Solo non è facile per il te che credi di essere accettare di rovesciare tutto, accettare di annullarsi.

Esempio:
Ti vivi separato attraverso il corpo da tutto ciò che ti è esterno. Questo genera un disagio profondo che non riconosci più perché sei abituato a viverci dentro. Ma quando accade qualcosa di imprevisto o che consideri non desiderabile, ti senti profondamente disturbato e credi di essere vulnerabile. Non puoi sopportare di sentirti vulnerabile ( non essendo davvero la tua natura ) allora proietti all’esterno il disagio e attacchi l’evento accaduto o la persona che lo ha provocato per ritrovare la pace perduta. Gradualmente poi sembri ritrovarla ( non riconoscendo il disagio esistenziale di fondo in cui vivi da sempre ) e tutto sembra andare sopportabilmente bene fino alla successiva crisi di instabilità che risolvi nuovamente attaccando all’esterno e perpetuando “la separazione allucinatoria” che è l’unica responsabile di ogni disagio.
E così l’allucinazione che si finge te si è assicurata, attraverso di Te, di continuare a parassitare l’energia vitale Che Sei.
Dal punto di vista del Te Che Sei realmente, questo è irrilevante e ridicolo.
Ma dal tuo punto di vista, nella versione umana, questo sembra tragico perché per vite e vite ti tiene schiavo dell’inconsapevolezza e incapace di esercitare il Vero Potere Creativo che anche come essere umano puoi avere.
Perciò:
OGNI VOLTA CHE SEI TENTATO DI ATTACCARE GLI EVENTI CHE ACCADONO O LE PERSONE INTORNO A TE RICORDATI CHE IL VERO NEMICO E’ NON ACCETTARE CHE SEI TUTT’UNO CON GLI EVENTI CHE ACCADONO E CON LE PERSONE INTORNO A TE.
NON SEI SEPARATO, IL TUO CORPO NON TI SEPARA DAL MONDO ESTERNO E DAGLI ALTRI MA TI RENDE OPERATIVO NELLA DIMENSIONE FISICA PER SENTIRE, SPERIMENTARE, SERVIRE TE STESSO ( la Vita ), neGLI EVENTI E nelLE ALTRE ( PERSONE ) VERSIONI DI TE.
NON HAI NEMICI.
NULLA PUO’ SCALFIRTI POICHE’ SEI IN TUTTO.
MA PER SPERIMENTARE PACE DEVI PORTARE PACE.
PER SPERIMENTARE AMORE DEVI PORTARE AMORE, PER SPERIMENTARE GIOIA DEVI PORTARE GIOIA, PER SPERIMENTARE AMICIZIA DEVI PORTARE AMICIZIA. TUTTO FUORI DI TE E’ UNA VERSIONE DIVERSA, CALEIDOSCOPICA, DI TE.

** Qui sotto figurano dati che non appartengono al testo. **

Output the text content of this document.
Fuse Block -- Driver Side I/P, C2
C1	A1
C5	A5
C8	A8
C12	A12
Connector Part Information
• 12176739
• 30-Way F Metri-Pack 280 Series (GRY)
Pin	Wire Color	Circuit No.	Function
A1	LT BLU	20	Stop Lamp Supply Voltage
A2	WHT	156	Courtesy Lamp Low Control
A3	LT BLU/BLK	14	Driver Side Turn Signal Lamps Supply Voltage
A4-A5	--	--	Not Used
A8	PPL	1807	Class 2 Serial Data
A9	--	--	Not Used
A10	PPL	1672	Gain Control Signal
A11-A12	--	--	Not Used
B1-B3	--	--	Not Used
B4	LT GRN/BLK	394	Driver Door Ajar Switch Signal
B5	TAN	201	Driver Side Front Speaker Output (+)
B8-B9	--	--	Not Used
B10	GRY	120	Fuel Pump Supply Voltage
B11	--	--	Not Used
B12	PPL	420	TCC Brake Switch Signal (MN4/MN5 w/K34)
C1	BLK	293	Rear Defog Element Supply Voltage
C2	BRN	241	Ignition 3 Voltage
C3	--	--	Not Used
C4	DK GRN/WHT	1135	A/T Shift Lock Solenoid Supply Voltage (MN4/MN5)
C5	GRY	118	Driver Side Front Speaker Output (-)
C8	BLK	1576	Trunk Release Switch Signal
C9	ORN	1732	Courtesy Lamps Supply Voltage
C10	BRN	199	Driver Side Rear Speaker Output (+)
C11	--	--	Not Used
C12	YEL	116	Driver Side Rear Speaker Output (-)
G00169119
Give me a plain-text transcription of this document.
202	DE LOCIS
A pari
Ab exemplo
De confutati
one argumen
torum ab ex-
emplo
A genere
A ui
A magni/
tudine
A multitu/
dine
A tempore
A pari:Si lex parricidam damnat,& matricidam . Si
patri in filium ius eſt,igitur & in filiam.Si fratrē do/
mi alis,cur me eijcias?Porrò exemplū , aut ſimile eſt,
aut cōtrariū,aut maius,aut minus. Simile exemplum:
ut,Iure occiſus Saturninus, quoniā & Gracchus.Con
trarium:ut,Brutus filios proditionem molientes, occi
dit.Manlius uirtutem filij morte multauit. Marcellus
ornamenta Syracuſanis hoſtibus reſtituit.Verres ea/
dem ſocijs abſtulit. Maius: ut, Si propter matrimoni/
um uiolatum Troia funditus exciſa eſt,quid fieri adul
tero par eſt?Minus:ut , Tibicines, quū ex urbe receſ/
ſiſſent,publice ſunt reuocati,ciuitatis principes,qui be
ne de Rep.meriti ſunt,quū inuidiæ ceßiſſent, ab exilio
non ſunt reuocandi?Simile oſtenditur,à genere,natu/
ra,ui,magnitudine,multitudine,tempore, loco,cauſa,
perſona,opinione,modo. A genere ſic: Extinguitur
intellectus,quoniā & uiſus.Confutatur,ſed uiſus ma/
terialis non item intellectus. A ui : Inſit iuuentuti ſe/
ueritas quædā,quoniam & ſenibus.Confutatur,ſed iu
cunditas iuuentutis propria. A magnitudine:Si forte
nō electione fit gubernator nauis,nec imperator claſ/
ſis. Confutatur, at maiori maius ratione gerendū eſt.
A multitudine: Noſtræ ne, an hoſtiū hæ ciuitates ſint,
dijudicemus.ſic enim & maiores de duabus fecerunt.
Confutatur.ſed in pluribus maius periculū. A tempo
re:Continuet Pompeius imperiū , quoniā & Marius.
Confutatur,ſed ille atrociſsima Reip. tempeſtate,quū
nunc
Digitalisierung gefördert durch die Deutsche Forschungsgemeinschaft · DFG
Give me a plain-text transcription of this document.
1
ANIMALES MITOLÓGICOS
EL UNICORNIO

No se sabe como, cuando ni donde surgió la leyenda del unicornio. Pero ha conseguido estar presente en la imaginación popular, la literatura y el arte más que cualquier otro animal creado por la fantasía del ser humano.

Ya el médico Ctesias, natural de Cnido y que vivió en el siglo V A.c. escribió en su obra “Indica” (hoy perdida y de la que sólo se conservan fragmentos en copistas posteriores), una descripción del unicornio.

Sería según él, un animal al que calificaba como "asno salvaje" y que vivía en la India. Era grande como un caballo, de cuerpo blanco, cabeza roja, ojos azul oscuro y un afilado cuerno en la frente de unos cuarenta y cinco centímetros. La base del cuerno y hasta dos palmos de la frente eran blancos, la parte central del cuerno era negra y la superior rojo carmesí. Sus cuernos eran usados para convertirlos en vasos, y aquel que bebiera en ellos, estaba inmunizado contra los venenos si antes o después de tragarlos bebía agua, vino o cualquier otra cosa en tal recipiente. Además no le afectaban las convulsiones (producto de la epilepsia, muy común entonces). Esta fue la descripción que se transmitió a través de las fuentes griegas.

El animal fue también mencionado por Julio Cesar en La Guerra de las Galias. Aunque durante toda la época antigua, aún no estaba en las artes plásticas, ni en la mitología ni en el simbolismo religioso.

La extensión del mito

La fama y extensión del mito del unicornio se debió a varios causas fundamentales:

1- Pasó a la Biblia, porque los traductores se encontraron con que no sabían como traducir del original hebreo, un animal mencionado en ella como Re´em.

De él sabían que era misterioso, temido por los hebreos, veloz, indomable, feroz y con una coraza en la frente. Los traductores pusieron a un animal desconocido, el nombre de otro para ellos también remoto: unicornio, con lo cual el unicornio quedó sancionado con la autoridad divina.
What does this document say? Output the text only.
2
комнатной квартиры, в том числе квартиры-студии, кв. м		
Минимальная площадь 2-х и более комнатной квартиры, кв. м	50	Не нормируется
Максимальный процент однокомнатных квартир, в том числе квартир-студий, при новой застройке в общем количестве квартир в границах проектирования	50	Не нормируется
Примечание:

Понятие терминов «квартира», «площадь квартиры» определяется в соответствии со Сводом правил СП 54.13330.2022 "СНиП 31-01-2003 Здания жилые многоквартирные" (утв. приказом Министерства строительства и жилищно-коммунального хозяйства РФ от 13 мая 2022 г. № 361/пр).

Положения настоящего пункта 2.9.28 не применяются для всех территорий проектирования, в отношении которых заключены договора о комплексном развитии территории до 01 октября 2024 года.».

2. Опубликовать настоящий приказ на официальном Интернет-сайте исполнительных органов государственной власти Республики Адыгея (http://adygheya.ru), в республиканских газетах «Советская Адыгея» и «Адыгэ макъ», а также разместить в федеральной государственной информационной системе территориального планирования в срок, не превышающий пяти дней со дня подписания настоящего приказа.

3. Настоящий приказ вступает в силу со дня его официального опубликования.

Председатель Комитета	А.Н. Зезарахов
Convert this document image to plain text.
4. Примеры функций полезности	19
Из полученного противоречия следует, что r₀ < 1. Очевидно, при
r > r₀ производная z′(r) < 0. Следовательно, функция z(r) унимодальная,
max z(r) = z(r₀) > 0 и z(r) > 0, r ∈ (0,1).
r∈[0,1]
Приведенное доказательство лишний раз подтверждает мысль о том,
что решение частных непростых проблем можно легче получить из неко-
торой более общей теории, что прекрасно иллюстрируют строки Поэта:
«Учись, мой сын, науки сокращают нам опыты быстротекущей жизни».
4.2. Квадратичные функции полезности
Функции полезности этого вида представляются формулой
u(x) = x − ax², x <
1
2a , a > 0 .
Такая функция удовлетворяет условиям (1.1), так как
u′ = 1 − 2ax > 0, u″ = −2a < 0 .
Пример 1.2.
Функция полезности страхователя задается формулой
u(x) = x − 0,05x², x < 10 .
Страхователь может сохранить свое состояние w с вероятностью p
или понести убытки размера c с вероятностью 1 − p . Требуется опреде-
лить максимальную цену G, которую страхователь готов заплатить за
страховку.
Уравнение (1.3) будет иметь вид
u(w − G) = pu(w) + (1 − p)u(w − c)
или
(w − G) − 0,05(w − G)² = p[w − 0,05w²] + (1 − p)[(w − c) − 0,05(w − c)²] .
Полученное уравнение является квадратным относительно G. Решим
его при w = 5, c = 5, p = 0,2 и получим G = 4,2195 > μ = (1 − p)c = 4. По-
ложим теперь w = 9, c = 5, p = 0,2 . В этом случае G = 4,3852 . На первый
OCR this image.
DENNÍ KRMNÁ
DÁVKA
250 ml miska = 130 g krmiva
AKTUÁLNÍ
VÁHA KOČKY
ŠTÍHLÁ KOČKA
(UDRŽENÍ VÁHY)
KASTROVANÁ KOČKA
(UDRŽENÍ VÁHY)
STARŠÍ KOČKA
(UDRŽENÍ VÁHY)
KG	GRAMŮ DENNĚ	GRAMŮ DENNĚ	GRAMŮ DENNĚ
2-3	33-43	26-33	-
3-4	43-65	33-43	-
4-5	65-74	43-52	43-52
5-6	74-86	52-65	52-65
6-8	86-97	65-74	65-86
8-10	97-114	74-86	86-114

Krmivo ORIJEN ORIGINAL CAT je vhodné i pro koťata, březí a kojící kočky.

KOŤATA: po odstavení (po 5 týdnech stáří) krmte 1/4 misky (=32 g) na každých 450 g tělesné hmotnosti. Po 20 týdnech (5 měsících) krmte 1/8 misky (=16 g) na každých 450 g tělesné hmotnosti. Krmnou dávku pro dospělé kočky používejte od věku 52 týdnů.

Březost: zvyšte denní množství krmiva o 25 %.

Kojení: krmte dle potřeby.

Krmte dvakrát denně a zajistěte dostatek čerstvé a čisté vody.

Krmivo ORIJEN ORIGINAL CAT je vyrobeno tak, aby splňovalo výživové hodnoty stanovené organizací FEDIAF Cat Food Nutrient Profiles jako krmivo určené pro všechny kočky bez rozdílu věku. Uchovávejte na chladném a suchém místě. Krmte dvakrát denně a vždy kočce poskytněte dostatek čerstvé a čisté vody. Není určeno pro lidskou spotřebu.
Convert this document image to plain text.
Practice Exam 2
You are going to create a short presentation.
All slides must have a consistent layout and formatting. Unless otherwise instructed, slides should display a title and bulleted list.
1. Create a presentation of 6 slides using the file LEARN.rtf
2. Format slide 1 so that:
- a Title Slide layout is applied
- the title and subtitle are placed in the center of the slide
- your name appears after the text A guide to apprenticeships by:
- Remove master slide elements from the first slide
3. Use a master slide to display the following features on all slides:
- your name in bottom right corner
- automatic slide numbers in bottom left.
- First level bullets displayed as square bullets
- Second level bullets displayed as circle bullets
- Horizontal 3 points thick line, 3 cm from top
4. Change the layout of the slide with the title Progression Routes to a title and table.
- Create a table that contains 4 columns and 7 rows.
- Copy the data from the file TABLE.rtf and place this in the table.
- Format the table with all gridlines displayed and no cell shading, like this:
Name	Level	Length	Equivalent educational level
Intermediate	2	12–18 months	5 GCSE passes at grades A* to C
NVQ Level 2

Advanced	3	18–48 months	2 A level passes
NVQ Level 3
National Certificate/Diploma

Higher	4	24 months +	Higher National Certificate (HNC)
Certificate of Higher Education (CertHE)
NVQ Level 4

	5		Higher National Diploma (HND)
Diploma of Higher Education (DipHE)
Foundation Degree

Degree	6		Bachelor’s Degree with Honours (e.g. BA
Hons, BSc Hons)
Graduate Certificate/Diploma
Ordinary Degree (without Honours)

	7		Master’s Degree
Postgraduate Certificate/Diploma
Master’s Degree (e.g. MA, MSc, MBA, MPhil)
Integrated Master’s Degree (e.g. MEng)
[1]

NON PUOI ATTACCARE NULLA E NESSUNO ALL’ESTERNO SENZA SOFFRIRE.
ATTACCHI SEMPRE SOLO TE STESSO.
NULLA E’ DAVVERO ESTERNO A TE.
E CAPITO QUESTO la vecchia versione di te pian piano perde presa.
Torna e se ne va.
Torna e se ne va.
Torna e se ne va.
E un giorno … scompare.
RESTI SOLO TU.
LA VITA IN AMORE CON SE STESSA che si prende amorevole cura di ogni parte intera di Sé.
La VITA che SA di ESSERE LA VITA, non ha più bisogno della malattia e della morte che servivano a perpetuare l’allucinazione della separazione in corpi decadenti attraverso la paura.
E la malattia e la morte cessano di essere viste e percepite. I corpi acquistano una diversa fisicità.
C’E’ SOLO LA VITA. C’E’ SOLO L’AMORE.